Netflix is experiencing one of its worst times in a decade as thousands of subscribers are cancelling their subscriptions. In its first-quarter report, the streaming giant lost more than 200,000 subscribers with a further 2 million expected to be cancelling their subscriptions next quarter.
This loss which was unprecedented caused a share collapse of up to 35% showing the shock that investors got after almost a decade of non-stop growth.
Netflix is attributing this bad news to a variety of different factors. First is the Russia-Ukraine crisis which forced the giant to cancel more than 700,000 subscriptions in Russia. As a matter a fact, if you put this into context Netflix actually gained about 200,000 subscribers but this was well below the promised 2 million subscriptions during the start of the year.
Netflix has also blamed password sharing for its loss which according to the streaming giants accounts for more than 100 million households worldwide.
However, even accounting for these reasons the numbers still do not quite explain why Netflix has not been growing at its current rate. While Netflix may threaten to take actions like cracking down on password sharing between friends and family this will not do much to bolster their ratings. Its issues go a little farther than this.
Raising Subscription Prices
One of the main reasons for Netflix’s astronomic rise is the fact that it offered the best value in entertainment in terms of thousands of movies and TV shows for only $7.99. This was revolutionary at the time. Hollywood was still stuck on the big screen while TV was becoming ever expensive. Netflix provided a cheaper and more valuable alternative for viewers.
Since 2014 however, Netflix has raised the price of a standard subscription six times. The most recent hike has brought the price to $15.49; this is almost twice the original $7.99. While this might have been as a result of increasing demand, Netflix is today the most expensive streaming service with HBO coming second at 15$ a month.

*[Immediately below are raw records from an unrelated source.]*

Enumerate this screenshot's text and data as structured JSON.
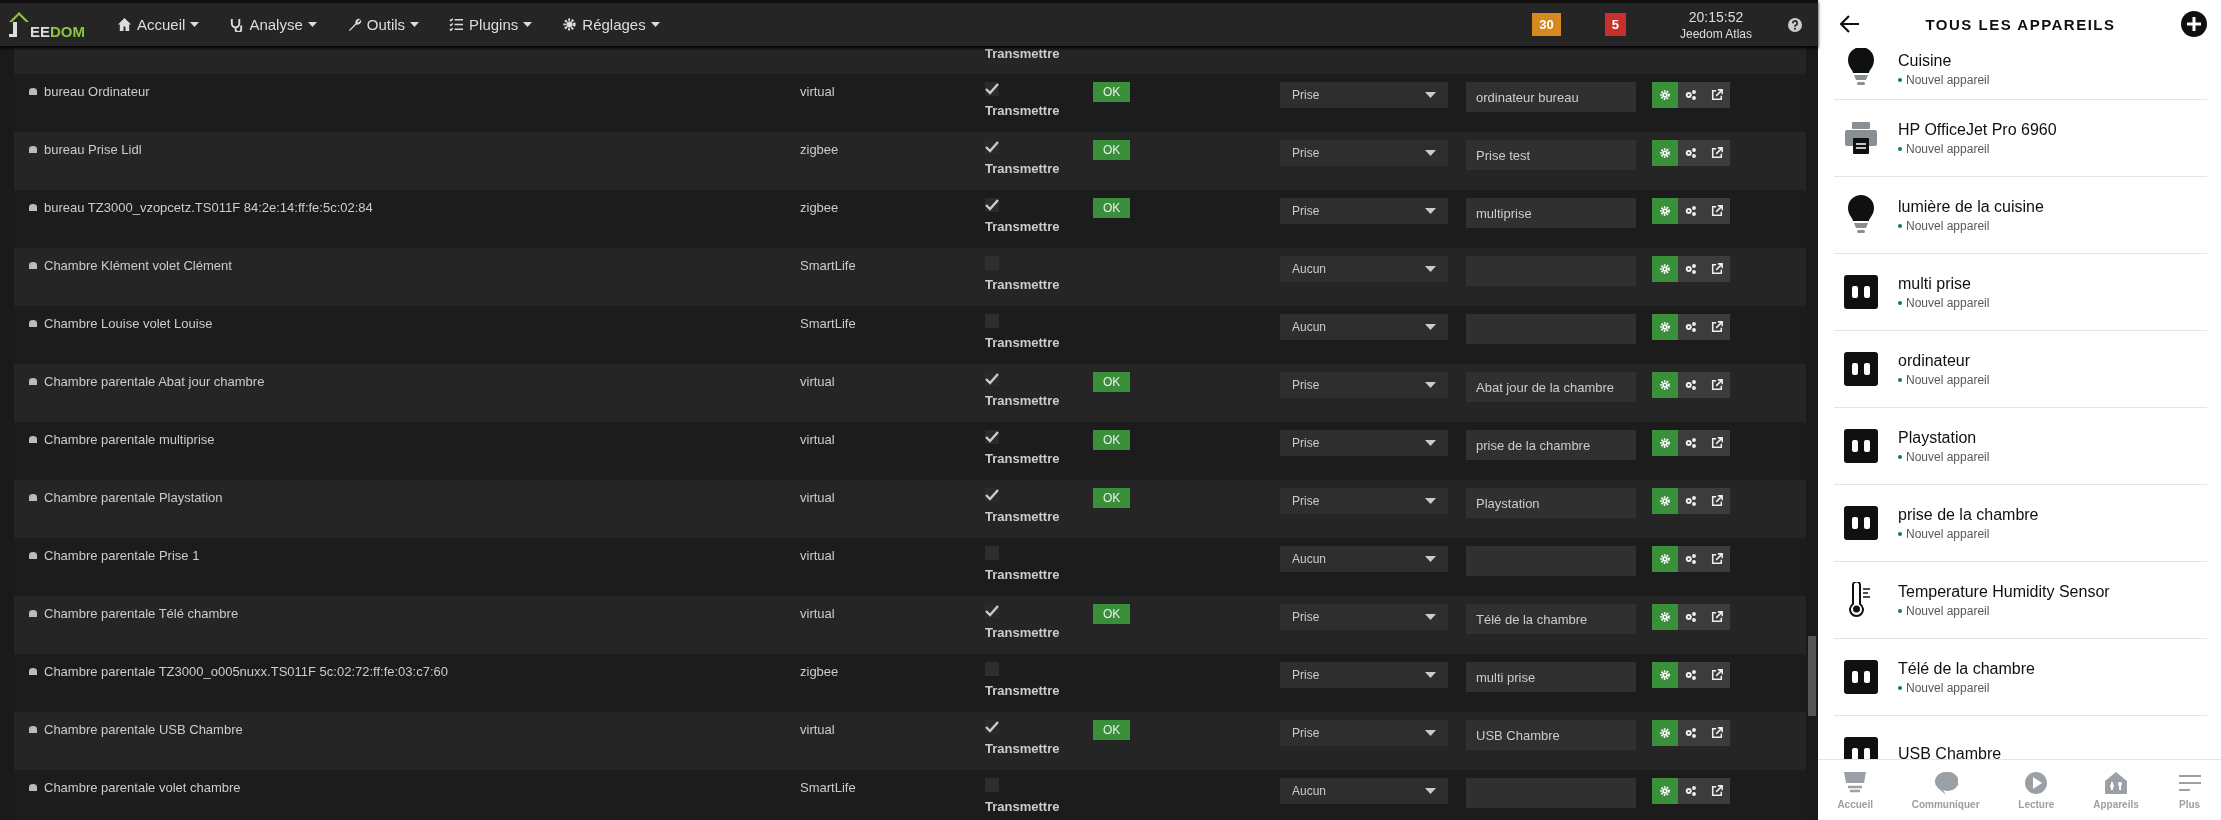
{
  "topbar": {
    "logo_lead": "EE",
    "logo_tail": "DOM",
    "menus": [
      {
        "label": "Accueil",
        "kind": "home"
      },
      {
        "label": "Analyse",
        "kind": "stethoscope"
      },
      {
        "label": "Outils",
        "kind": "wrench"
      },
      {
        "label": "Plugins",
        "kind": "list"
      },
      {
        "label": "Réglages",
        "kind": "gear"
      }
    ],
    "badges": [
      {
        "text": "30",
        "color": "#d68a1e"
      },
      {
        "text": "5",
        "color": "#c9302c"
      }
    ],
    "time": "20:15:52",
    "user": "Jeedom Atlas"
  },
  "devices": [
    {
      "kind": "partial",
      "transmit_label": "Transmettre"
    },
    {
      "kind": "row",
      "name": "bureau Ordinateur",
      "plugin": "virtual",
      "transmit": true,
      "transmit_label": "Transmettre",
      "status": "OK",
      "type": "Prise",
      "alias": "ordinateur bureau"
    },
    {
      "kind": "row",
      "name": "bureau Prise Lidl",
      "plugin": "zigbee",
      "transmit": true,
      "transmit_label": "Transmettre",
      "status": "OK",
      "type": "Prise",
      "alias": "Prise test"
    },
    {
      "kind": "row",
      "name": "bureau TZ3000_vzopcetz.TS011F 84:2e:14:ff:fe:5c:02:84",
      "plugin": "zigbee",
      "transmit": true,
      "transmit_label": "Transmettre",
      "status": "OK",
      "type": "Prise",
      "alias": "multiprise"
    },
    {
      "kind": "row",
      "name": "Chambre Klément volet Clément",
      "plugin": "SmartLife",
      "transmit": false,
      "transmit_label": "Transmettre",
      "type": "Aucun"
    },
    {
      "kind": "row",
      "name": "Chambre Louise volet Louise",
      "plugin": "SmartLife",
      "transmit": false,
      "transmit_label": "Transmettre",
      "type": "Aucun"
    },
    {
      "kind": "row",
      "name": "Chambre parentale Abat jour chambre",
      "plugin": "virtual",
      "transmit": true,
      "transmit_label": "Transmettre",
      "status": "OK",
      "type": "Prise",
      "alias": "Abat jour de la chambre"
    },
    {
      "kind": "row",
      "name": "Chambre parentale multiprise",
      "plugin": "virtual",
      "transmit": true,
      "transmit_label": "Transmettre",
      "status": "OK",
      "type": "Prise",
      "alias": "prise de la chambre"
    },
    {
      "kind": "row",
      "name": "Chambre parentale Playstation",
      "plugin": "virtual",
      "transmit": true,
      "transmit_label": "Transmettre",
      "status": "OK",
      "type": "Prise",
      "alias": "Playstation"
    },
    {
      "kind": "row",
      "name": "Chambre parentale Prise 1",
      "plugin": "virtual",
      "transmit": false,
      "transmit_label": "Transmettre",
      "type": "Aucun"
    },
    {
      "kind": "row",
      "name": "Chambre parentale Télé chambre",
      "plugin": "virtual",
      "transmit": true,
      "transmit_label": "Transmettre",
      "status": "OK",
      "type": "Prise",
      "alias": "Télé de la chambre"
    },
    {
      "kind": "row",
      "name": "Chambre parentale TZ3000_o005nuxx.TS011F 5c:02:72:ff:fe:03:c7:60",
      "plugin": "zigbee",
      "transmit": false,
      "transmit_label": "Transmettre",
      "type": "Prise",
      "alias": "multi prise"
    },
    {
      "kind": "row",
      "name": "Chambre parentale USB Chambre",
      "plugin": "virtual",
      "transmit": true,
      "transmit_label": "Transmettre",
      "status": "OK",
      "type": "Prise",
      "alias": "USB Chambre"
    },
    {
      "kind": "row",
      "name": "Chambre parentale volet chambre",
      "plugin": "SmartLife",
      "transmit": false,
      "transmit_label": "Transmettre",
      "type": "Aucun"
    }
  ],
  "alexa": {
    "title": "TOUS LES APPAREILS",
    "devices": [
      {
        "name": "Cuisine",
        "status": "Nouvel appareil",
        "kind": "bulb"
      },
      {
        "name": "HP OfficeJet Pro 6960",
        "status": "Nouvel appareil",
        "kind": "printer"
      },
      {
        "name": "lumière de la cuisine",
        "status": "Nouvel appareil",
        "kind": "bulb"
      },
      {
        "name": "multi prise",
        "status": "Nouvel appareil",
        "kind": "plug"
      },
      {
        "name": "ordinateur",
        "status": "Nouvel appareil",
        "kind": "plug"
      },
      {
        "name": "Playstation",
        "status": "Nouvel appareil",
        "kind": "plug"
      },
      {
        "name": "prise de la chambre",
        "status": "Nouvel appareil",
        "kind": "plug"
      },
      {
        "name": "Temperature Humidity Sensor",
        "status": "Nouvel appareil",
        "kind": "thermometer"
      },
      {
        "name": "Télé de la chambre",
        "status": "Nouvel appareil",
        "kind": "plug"
      },
      {
        "name": "USB Chambre",
        "kind": "plug"
      }
    ],
    "nav": [
      {
        "label": "Accueil",
        "kind": "home"
      },
      {
        "label": "Communiquer",
        "kind": "chat"
      },
      {
        "label": "Lecture",
        "kind": "play"
      },
      {
        "label": "Appareils",
        "kind": "devices"
      },
      {
        "label": "Plus",
        "kind": "more"
      }
    ]
  }
}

When Netflix came about it was disrupting the movie industry, creating a whole new one in the process. But gone are the days that the streaming giant enjoyed almost monopolistic powers in the streaming industry. With streaming proving to be a goldmine for Netflix and perhaps only Hulu at the time, other media companies have joined the race. Today there is a proliferation of streaming platforms all around the world. Disney+, HBO Max, Apple TV and even Amazon Prime have risen to challenge Netflix’s hegemony.
Moreover, there has also been a significant rise in regional streaming services such as Showmax in Africa. These are threats to Netflix’s plan to expand in international markets as regional streaming services tend to understand their audiences better.
A lot of Bad Shows and Movies
With a proliferation of streaming platforms and rising subscription prices, the only way Netflix can compete is through its content. Netflix has also not been doing itself a lot of favours with this, as the content it has released has been mostly underwhelming, to say the least. So much so that even billionaire troll, now Twitter owner, has tweeted about the crazy content the platform comes up with these days.
The woke mind virus is making Netflix unwatchable
— Elon Musk (@elonmusk) April 20, 2022
Failures such as Cowboy Beebop, show just how much Netflix has fallen that it can’t even make famous anime adaptations that already had a massive proven audience appeal to that very same audience.
It also does not help that the platform has a serious problem with cancellation. Netflix’s famous cancellation has enabled it to avoid disasters and loss but has also denied them much-needed revenue. Subscribers get turned off when their favourite shows are suddenly cancelled. Fans of cancelled shows like The Order, The OA, The Society, Archive 81, and many more are still feeling that sting.
The platform also lacks big franchises that attract a specific massive audience. While platforms like Disney +, Amazon and HBO Max are coasting on franchises like Star Wars, The Lord of the Rings and Game of Thrones spinoffs, Netflix just doesn’t have this kind of a franchise to carry it even when times get hard.
The platform has thousands of shows and movies but one can argue that its only real massive crossover is Stranger Things and maybe The Witcher. Netflix just doesn’t have much in the way of big-time players in its lineup right now, and with how quickly it’s cancelling most shows, that probably won’t change much anytime soon.
Above all, Netflix is losing subscribers because the company became overconfident. Years of almost exponential growth have made executives and managers too confident to learn that the market is changing. Times have changed and so should Netflix.